Imagination and the Loss of the Wild

By Ellen Meloy
Pantheon (2005)

November slides toward December, tilting the balance of light further toward night. When I find a group of bighorns, I more often watch them in shadow than in sunlight. The canyon air turns frigid inside its chamber of stone. Cleared of much of its silt, the river flows verdigris against banks of salmon-colored sand, edged with the white lace of ice. 

~  From Eating Stone

 
 

About EATING STONE:

For four seasons, Ellen Meloy kept company with a group of desert bighorn sheep she called the Blue Door Band; EATING STONE: Imagination and the Loss of the Wild (Pantheon Books/September 13, 2005/$26) is a record of that year, written in Meloy's characteristically graceful and good-natured prose, as 'spirited and intelligent, as vivid and vibrant as the land itself is dry and spare' (Boston Globe).
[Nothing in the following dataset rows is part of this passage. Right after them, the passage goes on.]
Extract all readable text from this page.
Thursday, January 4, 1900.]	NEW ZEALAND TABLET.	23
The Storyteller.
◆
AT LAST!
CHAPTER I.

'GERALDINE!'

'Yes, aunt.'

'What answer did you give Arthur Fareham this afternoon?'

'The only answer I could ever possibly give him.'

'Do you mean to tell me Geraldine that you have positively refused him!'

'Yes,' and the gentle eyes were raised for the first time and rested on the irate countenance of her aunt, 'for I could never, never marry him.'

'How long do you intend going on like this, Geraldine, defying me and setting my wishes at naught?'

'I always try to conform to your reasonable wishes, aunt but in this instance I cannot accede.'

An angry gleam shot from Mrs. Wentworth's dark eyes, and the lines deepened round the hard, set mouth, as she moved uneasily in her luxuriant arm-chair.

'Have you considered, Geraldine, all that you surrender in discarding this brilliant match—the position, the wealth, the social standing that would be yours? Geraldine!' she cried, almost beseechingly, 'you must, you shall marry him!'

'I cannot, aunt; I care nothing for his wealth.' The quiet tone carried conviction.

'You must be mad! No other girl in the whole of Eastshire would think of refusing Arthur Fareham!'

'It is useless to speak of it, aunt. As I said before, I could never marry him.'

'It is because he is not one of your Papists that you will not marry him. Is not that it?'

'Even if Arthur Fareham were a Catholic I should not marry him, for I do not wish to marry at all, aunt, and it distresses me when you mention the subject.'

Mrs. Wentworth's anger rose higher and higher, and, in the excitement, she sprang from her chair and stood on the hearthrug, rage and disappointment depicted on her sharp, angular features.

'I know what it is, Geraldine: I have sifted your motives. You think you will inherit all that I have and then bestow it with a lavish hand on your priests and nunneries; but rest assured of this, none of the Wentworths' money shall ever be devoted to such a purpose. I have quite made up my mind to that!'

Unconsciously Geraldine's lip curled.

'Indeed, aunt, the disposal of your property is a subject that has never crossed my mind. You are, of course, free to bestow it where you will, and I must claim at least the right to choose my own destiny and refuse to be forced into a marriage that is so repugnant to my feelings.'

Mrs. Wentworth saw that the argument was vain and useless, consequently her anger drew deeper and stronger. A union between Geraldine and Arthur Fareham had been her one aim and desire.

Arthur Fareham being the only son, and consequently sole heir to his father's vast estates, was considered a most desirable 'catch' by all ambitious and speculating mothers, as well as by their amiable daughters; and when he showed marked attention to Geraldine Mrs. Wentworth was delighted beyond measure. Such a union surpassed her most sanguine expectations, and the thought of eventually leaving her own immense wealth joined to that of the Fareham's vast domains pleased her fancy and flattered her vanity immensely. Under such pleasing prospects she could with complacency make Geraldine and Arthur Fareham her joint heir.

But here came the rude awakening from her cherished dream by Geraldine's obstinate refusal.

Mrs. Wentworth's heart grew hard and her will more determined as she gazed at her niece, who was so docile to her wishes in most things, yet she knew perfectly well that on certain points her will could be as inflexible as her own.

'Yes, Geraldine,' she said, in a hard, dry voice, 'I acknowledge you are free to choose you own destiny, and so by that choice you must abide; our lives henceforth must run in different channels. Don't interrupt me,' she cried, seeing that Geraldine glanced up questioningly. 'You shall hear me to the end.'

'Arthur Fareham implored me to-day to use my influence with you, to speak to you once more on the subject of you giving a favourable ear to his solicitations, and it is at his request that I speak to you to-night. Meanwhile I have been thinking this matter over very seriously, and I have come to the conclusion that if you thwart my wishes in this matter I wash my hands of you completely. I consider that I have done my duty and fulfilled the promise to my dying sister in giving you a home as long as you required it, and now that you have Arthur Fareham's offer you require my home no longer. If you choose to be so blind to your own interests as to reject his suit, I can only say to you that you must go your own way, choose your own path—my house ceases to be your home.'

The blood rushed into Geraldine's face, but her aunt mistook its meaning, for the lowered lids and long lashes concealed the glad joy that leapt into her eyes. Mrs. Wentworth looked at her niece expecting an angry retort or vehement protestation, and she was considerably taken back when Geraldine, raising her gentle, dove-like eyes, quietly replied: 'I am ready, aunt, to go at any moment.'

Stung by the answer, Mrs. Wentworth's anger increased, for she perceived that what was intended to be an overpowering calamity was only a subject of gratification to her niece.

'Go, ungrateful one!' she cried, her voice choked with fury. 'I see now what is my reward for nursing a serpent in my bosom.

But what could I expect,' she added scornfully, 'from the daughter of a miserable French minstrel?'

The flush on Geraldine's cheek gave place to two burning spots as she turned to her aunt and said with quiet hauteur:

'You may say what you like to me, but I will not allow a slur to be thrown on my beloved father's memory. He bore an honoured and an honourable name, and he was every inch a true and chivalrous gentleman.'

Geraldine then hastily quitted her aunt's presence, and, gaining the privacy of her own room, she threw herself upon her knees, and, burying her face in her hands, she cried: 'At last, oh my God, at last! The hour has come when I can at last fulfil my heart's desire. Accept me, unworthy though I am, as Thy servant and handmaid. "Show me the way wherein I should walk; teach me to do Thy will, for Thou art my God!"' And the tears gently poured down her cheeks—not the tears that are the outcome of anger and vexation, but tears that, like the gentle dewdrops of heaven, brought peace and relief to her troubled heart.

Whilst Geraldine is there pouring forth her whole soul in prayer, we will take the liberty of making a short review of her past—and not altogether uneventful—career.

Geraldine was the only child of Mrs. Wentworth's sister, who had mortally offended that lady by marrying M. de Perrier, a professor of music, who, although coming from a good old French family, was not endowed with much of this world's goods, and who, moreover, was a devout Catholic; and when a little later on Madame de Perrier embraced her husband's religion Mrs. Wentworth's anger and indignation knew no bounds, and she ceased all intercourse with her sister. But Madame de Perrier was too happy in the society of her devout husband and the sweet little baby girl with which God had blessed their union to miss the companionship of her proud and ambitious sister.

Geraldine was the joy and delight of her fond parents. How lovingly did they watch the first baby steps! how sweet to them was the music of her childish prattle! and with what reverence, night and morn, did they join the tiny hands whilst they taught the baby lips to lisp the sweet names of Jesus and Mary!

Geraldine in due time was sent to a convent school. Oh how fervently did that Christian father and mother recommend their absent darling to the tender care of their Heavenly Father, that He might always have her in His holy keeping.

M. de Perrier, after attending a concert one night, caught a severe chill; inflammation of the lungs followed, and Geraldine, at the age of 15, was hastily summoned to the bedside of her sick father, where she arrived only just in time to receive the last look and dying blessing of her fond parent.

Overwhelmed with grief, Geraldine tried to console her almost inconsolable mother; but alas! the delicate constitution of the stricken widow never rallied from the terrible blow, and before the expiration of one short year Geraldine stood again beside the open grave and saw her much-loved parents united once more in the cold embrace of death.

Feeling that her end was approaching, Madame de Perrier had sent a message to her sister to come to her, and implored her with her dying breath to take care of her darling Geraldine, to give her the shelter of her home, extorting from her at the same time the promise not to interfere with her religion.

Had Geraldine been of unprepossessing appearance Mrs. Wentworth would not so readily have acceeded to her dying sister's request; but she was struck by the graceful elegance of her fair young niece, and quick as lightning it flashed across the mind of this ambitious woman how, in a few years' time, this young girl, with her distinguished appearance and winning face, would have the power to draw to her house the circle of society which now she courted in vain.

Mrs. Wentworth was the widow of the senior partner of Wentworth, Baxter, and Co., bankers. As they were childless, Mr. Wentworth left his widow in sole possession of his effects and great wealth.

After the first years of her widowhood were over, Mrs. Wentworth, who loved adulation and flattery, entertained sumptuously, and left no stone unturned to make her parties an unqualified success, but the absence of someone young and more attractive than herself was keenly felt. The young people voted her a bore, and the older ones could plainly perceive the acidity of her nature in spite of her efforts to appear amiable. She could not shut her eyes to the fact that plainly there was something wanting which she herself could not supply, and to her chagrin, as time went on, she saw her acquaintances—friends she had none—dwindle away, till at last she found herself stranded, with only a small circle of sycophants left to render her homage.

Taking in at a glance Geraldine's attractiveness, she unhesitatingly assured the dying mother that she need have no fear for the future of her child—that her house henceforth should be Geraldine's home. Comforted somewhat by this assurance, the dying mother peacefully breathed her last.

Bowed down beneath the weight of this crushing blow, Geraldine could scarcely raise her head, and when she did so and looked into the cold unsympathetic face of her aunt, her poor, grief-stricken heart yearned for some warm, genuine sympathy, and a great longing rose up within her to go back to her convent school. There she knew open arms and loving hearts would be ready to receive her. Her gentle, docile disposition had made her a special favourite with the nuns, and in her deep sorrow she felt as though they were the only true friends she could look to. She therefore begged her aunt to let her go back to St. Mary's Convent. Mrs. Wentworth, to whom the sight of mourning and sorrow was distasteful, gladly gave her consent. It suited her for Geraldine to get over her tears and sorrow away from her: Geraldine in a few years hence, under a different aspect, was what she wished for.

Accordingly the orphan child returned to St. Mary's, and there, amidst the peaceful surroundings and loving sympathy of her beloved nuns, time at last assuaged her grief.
Desert bighorn sheep are animals whose natural territory continues shrinking with the development of the West, who suffer from attacks by wild predators as well as from domestic sheep diseases, who often seemingly become extinct in one area, only to reappear years later. Tying together observation with scientific study, mediation with detailed description, Meloy brings to life the world of the bighorn sheep—the personalities of the rams and ewes, the sight of lambs jumping five feet straight up, the steepness of the canyon walls that the sheep run down with gravity-defying lightness. She helps transport part of the Blue Door Band to a separate canyon, so that if something happens in one place, the other sheep might still survive. She eats a ram that has been killed, and writes "the taste of meat lingers on my tongue. Rain and river. Bedrock to soil to plant to milk to bone, muscle, and sinew. I am eating my canyon. Eating stone."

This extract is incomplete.